Un enfant tutsi, rescapé d'un massacre à Rukara, est soigné dans
l'hôpital de Gahini, à 40 km à l'est de Kigali.
Le nom de Jean-Baptiste Gatete circulait déjà depuis plusieurs mois à
travers tout le Rwanda. Membre du parti de l'ex-Président Habyarimana,
directeur de cabinet depuis juin 1993 au ministère de la Famille,
Gatete serait à l'origine des exactions massives commises dans le
périmètre de sa commune de Murambi, avant et après la mort du
Président. C'est lui qui aurait armé les populations civiles hutues,
organisé l'entraînement des milices, appelé au
meurtre des civils tutsis et des opposants politiques. « Tout le monde
à Murambi connaît Gatete et sait qu'il a les mains couvertes de sang,
affirme Dieudonné Ntigurirwa, un Hutu qui s'est en fui en même temps
que l'ex-maire. C'est un criminel de guerre qui devrait être jugé.»
Rencontrée à l'hôpital de Ngara, où on soigne ses blessures,
Théopiste, une jeune fille hutue, était la voisine de
l'ex-bourgmestre: « Le lendemain de la mort du Président, le 7 avril,
Gatete est rentré de Kigali, à sa maison de Murambi. Il a empoigné son
fusil, mis des grenades à sa ceinture et il a pris la tête des milices
hutues qui sont parties en chasse dans la ville. »
Gaston, un infirmier tutsi de MSF-Hollande, connaît bien Gatete: «J'ai
travaillé pour la Croix-Rouge à Murambi avant de m'enfuir à Kibungo,
plus au sud. Je me suis réfugié à l'évêché, en compagnie de 2 500
Tutsis. Le 15 avril, l'armée rwandaise et les milices sont entrées
dans l'église, elles ont ordonné aux Hutus de sortir. Par chance,
j'ai une fausse carte d'identité hutue. Ils ont ensuite tiré dans la
foule et jeté des grenades. A leur tête, j'ai reconnu Jean-Baptiste
Gatete, armé jusqu'aux dents. » Le jeune infirmier de MSF a retrouvé
l'ex-maire et son brigadier de police Sans les rues de Ngara.

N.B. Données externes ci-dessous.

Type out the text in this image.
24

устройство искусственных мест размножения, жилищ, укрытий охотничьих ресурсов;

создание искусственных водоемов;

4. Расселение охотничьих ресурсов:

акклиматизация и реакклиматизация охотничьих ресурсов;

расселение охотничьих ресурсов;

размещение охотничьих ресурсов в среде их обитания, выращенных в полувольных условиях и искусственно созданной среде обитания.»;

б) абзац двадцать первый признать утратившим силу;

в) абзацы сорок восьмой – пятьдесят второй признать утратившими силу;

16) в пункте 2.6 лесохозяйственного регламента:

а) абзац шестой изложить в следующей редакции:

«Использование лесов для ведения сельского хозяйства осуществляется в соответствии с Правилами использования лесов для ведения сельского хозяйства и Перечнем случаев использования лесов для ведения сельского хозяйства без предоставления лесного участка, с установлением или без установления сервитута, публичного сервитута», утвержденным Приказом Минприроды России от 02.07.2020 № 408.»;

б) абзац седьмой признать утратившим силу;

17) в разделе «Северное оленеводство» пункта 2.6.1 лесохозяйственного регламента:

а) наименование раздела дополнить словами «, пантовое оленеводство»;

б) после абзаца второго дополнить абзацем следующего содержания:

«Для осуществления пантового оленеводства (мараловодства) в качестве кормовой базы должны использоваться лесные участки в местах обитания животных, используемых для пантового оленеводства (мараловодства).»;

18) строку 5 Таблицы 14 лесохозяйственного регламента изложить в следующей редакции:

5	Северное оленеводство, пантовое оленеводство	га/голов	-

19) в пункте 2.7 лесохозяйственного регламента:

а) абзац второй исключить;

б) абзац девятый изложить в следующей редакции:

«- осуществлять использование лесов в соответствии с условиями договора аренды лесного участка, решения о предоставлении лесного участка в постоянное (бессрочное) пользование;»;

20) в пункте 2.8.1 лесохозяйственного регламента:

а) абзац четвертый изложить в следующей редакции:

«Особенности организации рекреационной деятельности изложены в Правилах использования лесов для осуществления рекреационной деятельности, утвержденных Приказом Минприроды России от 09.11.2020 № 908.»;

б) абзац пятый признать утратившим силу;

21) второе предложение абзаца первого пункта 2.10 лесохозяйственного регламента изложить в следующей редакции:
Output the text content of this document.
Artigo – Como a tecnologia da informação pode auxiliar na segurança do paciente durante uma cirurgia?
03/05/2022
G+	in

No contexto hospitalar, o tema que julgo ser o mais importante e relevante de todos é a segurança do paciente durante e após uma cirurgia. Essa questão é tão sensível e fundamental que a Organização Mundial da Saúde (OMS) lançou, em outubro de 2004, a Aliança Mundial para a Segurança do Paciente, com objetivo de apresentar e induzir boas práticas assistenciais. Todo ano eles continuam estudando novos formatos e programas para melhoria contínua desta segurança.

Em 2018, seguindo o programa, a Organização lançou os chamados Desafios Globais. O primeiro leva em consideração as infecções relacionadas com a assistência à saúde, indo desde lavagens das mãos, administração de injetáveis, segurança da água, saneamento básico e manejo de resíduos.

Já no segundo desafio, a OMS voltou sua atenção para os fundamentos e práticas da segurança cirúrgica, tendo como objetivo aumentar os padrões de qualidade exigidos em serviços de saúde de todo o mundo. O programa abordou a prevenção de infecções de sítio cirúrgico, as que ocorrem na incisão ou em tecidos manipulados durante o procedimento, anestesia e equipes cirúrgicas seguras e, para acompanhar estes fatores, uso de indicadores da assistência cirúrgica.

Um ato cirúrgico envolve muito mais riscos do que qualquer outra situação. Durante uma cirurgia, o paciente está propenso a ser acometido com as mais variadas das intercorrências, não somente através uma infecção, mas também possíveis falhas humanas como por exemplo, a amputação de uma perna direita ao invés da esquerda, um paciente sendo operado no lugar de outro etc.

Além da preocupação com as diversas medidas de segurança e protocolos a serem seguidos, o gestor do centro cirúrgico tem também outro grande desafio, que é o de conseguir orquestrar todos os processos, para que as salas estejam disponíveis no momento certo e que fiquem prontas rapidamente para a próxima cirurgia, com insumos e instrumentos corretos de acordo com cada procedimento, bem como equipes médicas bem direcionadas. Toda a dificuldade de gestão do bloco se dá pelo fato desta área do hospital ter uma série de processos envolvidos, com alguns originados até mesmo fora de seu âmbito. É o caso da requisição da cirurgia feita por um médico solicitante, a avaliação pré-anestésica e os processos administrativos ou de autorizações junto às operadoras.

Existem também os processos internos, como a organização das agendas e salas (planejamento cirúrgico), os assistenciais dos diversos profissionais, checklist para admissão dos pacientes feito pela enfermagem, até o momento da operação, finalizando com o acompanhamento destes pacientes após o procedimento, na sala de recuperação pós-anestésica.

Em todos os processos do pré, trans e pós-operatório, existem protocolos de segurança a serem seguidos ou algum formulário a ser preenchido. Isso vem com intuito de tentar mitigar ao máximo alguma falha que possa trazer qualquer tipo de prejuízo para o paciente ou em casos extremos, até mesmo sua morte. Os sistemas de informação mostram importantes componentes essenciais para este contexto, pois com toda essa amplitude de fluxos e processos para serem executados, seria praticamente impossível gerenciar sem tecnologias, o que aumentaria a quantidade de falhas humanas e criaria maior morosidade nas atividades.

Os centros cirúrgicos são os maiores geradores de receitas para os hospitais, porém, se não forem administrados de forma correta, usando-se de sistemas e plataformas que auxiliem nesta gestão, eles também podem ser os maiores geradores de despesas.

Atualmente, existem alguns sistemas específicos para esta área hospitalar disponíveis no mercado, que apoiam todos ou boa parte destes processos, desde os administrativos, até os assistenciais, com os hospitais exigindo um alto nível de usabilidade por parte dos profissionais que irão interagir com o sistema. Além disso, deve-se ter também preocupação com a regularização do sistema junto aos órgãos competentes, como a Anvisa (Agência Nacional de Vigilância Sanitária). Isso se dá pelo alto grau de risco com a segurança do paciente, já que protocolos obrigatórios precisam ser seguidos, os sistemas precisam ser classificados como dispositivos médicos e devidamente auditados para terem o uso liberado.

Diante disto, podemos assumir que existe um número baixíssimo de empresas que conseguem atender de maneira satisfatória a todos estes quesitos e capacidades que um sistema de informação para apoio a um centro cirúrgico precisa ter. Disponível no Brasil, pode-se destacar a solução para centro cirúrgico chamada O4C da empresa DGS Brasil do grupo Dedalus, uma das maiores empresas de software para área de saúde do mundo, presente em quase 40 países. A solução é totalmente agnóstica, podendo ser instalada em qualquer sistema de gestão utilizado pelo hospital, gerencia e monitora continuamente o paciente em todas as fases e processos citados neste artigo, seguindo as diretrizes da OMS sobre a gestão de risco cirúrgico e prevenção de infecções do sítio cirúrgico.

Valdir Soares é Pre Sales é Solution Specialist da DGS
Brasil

Le bourgmestre de Murambi n'est pas le seul à s'être échappé. Ceux de
Rusumo, de Muhura, de Kibungo, toutes ces villes fameuses pour les
exactions qui y ont été commises, ont trouvé refuge ici, au camp de
Benako. «J'étais en compagnie d'un groupe de journalistes quand j'ai
croisé Jean de Dieu Mwange, le dernier bourgmestre de Murambi et
adjoint de Gatete, raconte Dieudonné Ntigurirwa. Il m'a fait jurer de
ne rien dire sur les massacres. » Sous l'autorité de Mwange, se
trouvaient également les localités de Gahini, Kiziguro, où près de 800
personnes ont été tuées à la machette, comme l'attestent les
témoignages recueillis par des journalistes. Les intéressés, bien sûr,
nient en bloc. « Il est vrai que l'on m'a dit qu'une trentaine de
gendarmes ont massacré des gens à Kiziguro, se défend Jean-Baptiste
Gatete. Mais moi-même, je n'ai jamais tué personne. Les gens qui nous
ont désignés comme tueurs sont des éléments infiltrés, qui font de la
propagande politique. Si j'étais un assassin, je ne serais jamais
entré dans un ministère. »
Le vice-bourgmestre de Muhura, François Ndayishimi, n'a, lui, pas été
inquiété. Il est devenu l'interlocuteur naturel des réfugiés de
Benako, en compagnie d'une poignée d'autres bourgmestres, auprès des
organisations humanitaires et des autorités tanzaniennes: «Ces
accusations sont mensongères. Quant aux massacres, ce sont des
réactions normales de vengeance de la population à la mort du
Président. On dit que des femmes et des enfants ont été tués ? Mais ce
sont des réactions proportionnelles à ce qu'a fait les militaires du
Front populaire. »
Parmi les autorités en charge du camp de Benako, pourtant, personne
n'est dupe. Ainsi, le Haut-Commissariat aux réfugiés dispose d'un
officier de sécurité chargé de remonter la trace de toutes les
rumeurs. « Nous savons qu'il y a des assassins parmi les réfugiés,
que des miliciens se sont échappés, que des soldats ont retiré leur
uniforme, confirme Jacques Franquin, porte-parole du HCR. Mais ce
n'est pas à nous d'entamer des enquêtes de police et des poursuites
judiciaires. Il faudrait un tribunal du type de celui mis en place
pour poursuivre les Serbes de Bosnie. Mais qui tient vraiment à ce que
cela se fasse au Rwanda?»
Quant aux Tanzaniens, ils sont en train de chercher un camp discret,
un peu à l'écart, pour y replacer les bourgmestres: «Bien que les
accusations portées contre eux soient probablement fondées, que
pouvons-nous faire ?, se plaint le commandant Suleiman. Ils n'ont
commis aucune infraction sur le sol tanzanien et ne tombent pas sous
notre juridiction. »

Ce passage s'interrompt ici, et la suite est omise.